AstraZeneca, Lilly Partner in Immunoncology

AstraZeneca and Eli Lilly and Company have formed a clinical trial collaboration to evaluate the safety and preliminary efficacy of AstraZeneca's investigational anti-PD-L1 immune checkpoint inhibitor, MEDI4736, in combination with Eli Lilly’s Cyramza (ramucirumab), a vascular endothelial growth factor (VEGF) VEGF Receptor 2 antiangiogenic cancer medicine. The planned study will assess the combination as a treatment for patients with advanced solid tumors.

The Phase I study is expected to establish the safety and a recommended dosing regimen, with the potential to open expansion cohorts in various tumors of interest, for the combination of MEDI4736 and ramucirumab. Under the agreement, the trial will be sponsored by Lilly. Additional details of the collaboration, including tumor types to be studied and financial terms, were not disclosed.

MEDI4736 is a monoclonal antibody developed by MedImmune, AstraZeneca's global biologics research and development arm, directed against programmed cell death ligand 1 (PD-L1). Signals from PD-L1 help tumors avoid detection by the immune system. Ramucirumab is a VEGF Receptor 2 antagonist that specifically binds and blocks activation of VEGF Receptor 2 by blocking the binding of VEGF receptor ligands VEGF-A, VEGF-C, and VEGF-D. Preclinical data indicate that combining VEGFR inhibitors with immune checkpoint blockades, such as PD-L1 targeted agents, has the potential to enhance anti-tumor activity.
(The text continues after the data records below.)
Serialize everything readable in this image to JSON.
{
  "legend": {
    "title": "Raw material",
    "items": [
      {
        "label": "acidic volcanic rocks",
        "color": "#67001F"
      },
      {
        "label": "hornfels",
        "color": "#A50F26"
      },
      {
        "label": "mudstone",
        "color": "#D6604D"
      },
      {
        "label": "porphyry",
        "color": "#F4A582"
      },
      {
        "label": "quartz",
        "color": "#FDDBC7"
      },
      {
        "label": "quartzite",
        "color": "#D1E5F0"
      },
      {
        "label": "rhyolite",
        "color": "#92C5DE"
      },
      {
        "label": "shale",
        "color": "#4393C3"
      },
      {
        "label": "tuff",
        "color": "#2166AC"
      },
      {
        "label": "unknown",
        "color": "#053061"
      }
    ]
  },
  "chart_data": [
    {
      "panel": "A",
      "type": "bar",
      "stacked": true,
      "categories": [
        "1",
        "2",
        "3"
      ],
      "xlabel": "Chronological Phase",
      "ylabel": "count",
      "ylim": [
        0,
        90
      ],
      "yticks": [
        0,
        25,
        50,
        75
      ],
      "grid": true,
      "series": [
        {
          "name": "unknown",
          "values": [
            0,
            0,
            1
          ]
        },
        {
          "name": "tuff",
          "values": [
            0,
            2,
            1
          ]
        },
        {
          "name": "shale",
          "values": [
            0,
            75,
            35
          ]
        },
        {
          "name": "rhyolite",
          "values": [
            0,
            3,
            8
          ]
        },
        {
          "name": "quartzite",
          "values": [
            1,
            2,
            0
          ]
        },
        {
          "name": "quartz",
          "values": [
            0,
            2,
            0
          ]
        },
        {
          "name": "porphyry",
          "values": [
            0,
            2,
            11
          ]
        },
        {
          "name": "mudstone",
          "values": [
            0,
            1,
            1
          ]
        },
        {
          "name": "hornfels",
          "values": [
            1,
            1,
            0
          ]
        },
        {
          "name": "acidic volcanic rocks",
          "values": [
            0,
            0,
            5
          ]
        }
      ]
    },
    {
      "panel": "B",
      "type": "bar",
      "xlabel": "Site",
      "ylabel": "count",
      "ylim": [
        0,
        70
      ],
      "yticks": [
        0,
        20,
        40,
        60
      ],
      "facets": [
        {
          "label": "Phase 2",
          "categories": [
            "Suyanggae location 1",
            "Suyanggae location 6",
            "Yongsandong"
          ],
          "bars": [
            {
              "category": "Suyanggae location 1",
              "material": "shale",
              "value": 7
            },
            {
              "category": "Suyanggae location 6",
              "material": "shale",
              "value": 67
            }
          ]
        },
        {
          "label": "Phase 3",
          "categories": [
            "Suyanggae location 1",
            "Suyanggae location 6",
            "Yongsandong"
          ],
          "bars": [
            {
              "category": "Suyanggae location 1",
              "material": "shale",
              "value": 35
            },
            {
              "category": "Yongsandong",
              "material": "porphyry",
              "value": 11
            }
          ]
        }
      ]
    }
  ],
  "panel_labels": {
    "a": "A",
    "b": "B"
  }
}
Ramucirumab is approved in the US for use as a single agent or in combination with paclitaxel as a treatment for people with advanced or metastatic gastric (stomach) or gastroesophageal junction adenocarcinoma whose cancer has progressed on or after prior fluoropyrimidine- or platinum-containing chemotherapy. It is also approved in the US in combination with docetaxel as a treatment for people with metastatic non-small cell lung cancer whose cancer has progressed on or after platinum-based chemotherapy. Additionally, it is approved in the US with Folfiri as a treatment for people with metastatic colorectal cancer whose cancer has progressed on or after therapy with bevacizumab, oxaliplatin, and a fluoropyrimidine. In the EU, ramucirumab has been granted marketing authorization for use in adults, in combination with paclitaxel, for the treatment of advanced gastric or gastro-oesophageal junction adenocarcinoma following prior chemotherapy, and as a monotherapy in this setting for patients for whom treatment in combination with paclitaxel is not appropriate.There are several additional studies underway or planned to investigate ramucirumab as a single agent and in combination with other anti-cancer therapies for the treatment of multiple tumor types.

MEDI4736 was accelerated into Phase III clinical development in non-small cell lung cancer and head and neck cancer. In head and neck cancer, MEDI4736 is being investigated both as monotherapy and in combination with tremelimumab, looking at patients with different PD-L1 expression status who have failed on chemotherapy. A comprehensive development program for MEDI4736 is underway across multiple tumor types, stages of disease, lines of therapy, and in combination with both immuno-oncology compounds as well as small molecules.